Preparing for the APR exam:
Study, Study and Study! I enrolled in the online APR course and I believe that was one of the major contributors to my success. Participating in the cohort sessions and discussing potential test questions with others in my learning cohort really helped me understand what was expected. The APR exam is scenario-based and you cannot memorize your way through the test – you have to really know what the next steps are and what you should do as a PR practitioner.
What I remember about the taking the test:
The hot and cold: It was freezing outside, but inside, it felt like Hades. All those people taking tests, and I was the only one there that day taking the APR exam.
The noise: The building I was taking the test in had construction going on. I heard loud banging from the other side of the wall at least twice.
Test proctors: I experienced random women walking up to you and just standing there – it makes you feel uncomfortable, but they have to do it to deter cheating.
My computer reset: I was 5 minutes from finishing the exam and I was checking over my answers. The computer reset and I freaked out, thinking I would have to sit for the exam all over again. Luckily, they had saved my test at the exact point that I had left it, so all was well.
The waiting: I waited 40 minutes to just get my seat and I was 30 minutes early as advised.
The traffic: There was lots of traffic that morning and I drove nearly two hours to arrive at my test center.
Sleep well the night before: A good night’s sleep and a eating a healthy breakfast go a long way for helping with test jitters.

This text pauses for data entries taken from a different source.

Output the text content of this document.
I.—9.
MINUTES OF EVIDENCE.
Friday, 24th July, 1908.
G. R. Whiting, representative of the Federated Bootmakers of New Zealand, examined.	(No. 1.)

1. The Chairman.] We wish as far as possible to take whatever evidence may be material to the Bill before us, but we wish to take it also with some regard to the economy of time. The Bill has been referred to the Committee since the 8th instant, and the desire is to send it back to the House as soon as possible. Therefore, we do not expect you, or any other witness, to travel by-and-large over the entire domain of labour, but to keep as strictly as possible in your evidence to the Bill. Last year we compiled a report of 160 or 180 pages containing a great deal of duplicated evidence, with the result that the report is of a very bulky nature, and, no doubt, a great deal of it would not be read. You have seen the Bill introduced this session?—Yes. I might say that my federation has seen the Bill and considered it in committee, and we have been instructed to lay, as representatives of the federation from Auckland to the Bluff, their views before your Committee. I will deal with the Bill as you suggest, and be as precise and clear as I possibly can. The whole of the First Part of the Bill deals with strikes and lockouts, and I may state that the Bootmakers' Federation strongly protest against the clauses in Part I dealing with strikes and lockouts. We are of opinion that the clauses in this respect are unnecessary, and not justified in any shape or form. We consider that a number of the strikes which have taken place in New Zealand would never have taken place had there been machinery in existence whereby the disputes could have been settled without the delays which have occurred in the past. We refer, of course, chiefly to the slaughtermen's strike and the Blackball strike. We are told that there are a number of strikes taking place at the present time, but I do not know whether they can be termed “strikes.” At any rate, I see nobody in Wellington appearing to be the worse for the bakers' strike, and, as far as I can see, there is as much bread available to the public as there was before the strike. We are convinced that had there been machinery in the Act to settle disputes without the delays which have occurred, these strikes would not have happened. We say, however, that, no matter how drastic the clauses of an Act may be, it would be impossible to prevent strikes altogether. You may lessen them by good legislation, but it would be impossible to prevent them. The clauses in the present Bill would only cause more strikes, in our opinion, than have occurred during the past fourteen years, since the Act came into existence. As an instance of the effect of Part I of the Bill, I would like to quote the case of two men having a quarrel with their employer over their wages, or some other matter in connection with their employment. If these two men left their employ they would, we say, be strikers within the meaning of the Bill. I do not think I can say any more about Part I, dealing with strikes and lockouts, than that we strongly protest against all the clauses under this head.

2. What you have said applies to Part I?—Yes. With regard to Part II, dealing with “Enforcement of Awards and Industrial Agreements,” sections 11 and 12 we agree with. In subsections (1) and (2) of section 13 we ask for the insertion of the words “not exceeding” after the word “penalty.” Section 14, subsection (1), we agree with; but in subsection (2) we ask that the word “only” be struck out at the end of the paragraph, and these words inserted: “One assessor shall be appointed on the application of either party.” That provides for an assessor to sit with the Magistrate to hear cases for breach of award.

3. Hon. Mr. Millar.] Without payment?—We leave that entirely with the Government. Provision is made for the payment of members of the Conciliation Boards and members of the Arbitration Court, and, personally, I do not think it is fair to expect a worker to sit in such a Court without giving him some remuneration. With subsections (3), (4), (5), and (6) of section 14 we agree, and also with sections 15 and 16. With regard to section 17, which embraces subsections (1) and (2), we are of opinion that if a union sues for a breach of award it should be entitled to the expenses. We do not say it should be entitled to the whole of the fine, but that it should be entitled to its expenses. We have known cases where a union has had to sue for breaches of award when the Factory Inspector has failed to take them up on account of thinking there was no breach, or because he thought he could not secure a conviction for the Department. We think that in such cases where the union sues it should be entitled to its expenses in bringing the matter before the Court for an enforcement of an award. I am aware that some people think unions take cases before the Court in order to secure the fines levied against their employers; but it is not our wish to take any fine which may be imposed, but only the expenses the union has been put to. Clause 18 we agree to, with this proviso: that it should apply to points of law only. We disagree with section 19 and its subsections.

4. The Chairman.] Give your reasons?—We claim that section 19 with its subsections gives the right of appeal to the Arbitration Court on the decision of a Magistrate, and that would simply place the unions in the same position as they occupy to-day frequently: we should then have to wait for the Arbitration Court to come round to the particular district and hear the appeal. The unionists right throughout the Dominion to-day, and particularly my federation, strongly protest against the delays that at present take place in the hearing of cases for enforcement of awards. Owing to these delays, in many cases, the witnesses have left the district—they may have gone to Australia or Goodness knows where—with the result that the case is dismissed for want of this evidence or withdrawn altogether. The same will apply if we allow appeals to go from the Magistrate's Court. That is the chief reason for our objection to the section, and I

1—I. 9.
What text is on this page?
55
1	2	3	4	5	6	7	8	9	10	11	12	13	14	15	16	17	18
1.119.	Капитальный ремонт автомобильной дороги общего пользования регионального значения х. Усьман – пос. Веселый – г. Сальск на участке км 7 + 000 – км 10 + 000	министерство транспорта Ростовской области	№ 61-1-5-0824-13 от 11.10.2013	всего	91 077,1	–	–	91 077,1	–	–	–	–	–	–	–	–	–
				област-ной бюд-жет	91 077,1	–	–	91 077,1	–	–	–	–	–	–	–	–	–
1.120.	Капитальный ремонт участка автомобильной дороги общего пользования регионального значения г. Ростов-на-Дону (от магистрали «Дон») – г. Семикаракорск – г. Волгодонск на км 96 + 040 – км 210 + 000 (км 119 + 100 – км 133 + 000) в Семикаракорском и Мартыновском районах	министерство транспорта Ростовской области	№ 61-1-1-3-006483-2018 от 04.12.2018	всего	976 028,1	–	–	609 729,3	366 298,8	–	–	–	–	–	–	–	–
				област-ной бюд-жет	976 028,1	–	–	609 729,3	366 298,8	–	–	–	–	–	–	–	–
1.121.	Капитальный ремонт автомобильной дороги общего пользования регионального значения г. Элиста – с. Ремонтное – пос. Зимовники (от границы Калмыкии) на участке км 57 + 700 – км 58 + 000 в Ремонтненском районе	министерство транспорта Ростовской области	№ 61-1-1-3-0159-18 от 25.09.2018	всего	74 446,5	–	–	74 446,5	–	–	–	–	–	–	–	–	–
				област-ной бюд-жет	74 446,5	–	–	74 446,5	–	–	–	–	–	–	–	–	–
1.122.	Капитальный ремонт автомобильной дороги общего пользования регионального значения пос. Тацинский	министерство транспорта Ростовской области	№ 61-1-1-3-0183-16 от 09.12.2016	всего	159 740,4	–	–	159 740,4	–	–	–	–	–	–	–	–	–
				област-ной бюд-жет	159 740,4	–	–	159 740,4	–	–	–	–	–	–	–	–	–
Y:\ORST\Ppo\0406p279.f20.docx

I look forward to working with NJSPRA and my PRSA to help other PR pros get their APR and continue moving the PR profession forward. There are many efforts to revitalize the importance of the APR
credential. I have expressed my views on the PRsay blog as follows:
… There should be a stronger community of APRs online to attract more diversity and younger applicants. Show me that the APR is cool – show me what APRs are doing everyday and how they’re making a difference at their corporation, nonprofit or governmental organization. I think the main problem PRSA has is that their own members do not value the APR enough – if within our membership ranks there was more effort to hold the credential in higher esteem, coupled with an education campaign for SHRM, HR professionals and the Fortune 500, I think people would understand the value more. As a professional organization focused on communication, it is time we be very clear on what the APR is really about.
I look forward to helping build a better online community of APRs and showing those new to the public relations field that there are high standards. We can’t let those who don’t understand our profession define our profession.